The β-subunit of high-voltage-activated (HVA) calcium channels is essential for the regulation of expression and gating. On the other hand, various reports have suggested that β subunits play no role in the regulation of low-voltage-activated T-type channels. In addition there has been no clear demonstration of a physical interaction between the α-subunit of T-type channel with β-subunit.
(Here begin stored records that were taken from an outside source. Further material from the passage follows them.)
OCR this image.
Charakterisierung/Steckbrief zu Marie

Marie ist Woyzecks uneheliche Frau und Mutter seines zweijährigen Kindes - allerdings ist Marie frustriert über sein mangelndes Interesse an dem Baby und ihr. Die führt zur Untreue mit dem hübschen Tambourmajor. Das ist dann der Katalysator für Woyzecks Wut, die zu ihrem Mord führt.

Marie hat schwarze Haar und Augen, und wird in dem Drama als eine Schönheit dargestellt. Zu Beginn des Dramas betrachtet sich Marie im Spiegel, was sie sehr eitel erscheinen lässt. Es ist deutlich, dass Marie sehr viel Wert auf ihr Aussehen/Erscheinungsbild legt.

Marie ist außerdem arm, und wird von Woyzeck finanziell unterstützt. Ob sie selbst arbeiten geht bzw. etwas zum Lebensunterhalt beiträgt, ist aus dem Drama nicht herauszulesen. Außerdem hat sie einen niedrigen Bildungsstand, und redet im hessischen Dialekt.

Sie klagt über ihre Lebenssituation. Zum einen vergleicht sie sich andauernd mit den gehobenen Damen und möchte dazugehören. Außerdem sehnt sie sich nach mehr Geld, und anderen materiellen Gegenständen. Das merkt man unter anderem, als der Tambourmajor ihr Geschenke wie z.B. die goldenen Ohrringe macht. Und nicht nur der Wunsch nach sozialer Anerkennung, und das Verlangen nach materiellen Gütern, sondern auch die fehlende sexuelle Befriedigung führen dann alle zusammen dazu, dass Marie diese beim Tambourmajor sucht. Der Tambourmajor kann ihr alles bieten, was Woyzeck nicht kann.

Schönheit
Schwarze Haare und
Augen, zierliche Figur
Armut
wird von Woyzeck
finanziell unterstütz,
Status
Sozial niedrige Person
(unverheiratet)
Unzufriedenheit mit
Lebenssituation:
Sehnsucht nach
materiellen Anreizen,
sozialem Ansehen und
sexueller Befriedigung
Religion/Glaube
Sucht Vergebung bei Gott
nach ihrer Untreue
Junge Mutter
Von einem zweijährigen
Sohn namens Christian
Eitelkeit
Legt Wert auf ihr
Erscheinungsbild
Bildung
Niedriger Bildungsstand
In this study, we systematically investigated the interaction between Ca(V)α and Ca(V)β. The four Ca(V)β isoforms were expressed in a bacterial system and purified into homogeneity, whereas the ten types of Ca(V)α alpha interaction domain (AID) peptides were chemically synthesized. All possible combinations of Ca(V)α and Ca(V)β were then tested for by in vitro immunoassays. We describe here the identification of a new interaction between Ca(V)3.3 and Ca(V)β proteins. This interaction is of low affinity compared to that between the AID of the HVA α-subunit and the alpha-binding pocket (ABP) site of the β-subunit. The AID peptide of HVA channel exerted no effect on the Ca(V)3.3-Ca(V)β interaction, thus demonstrating that another site not in the ABP of Ca(V)β protein played a role in binding with Ca(V)3.3. This is the first demonstration of an α-β subunit interaction in a T-type calcium channel.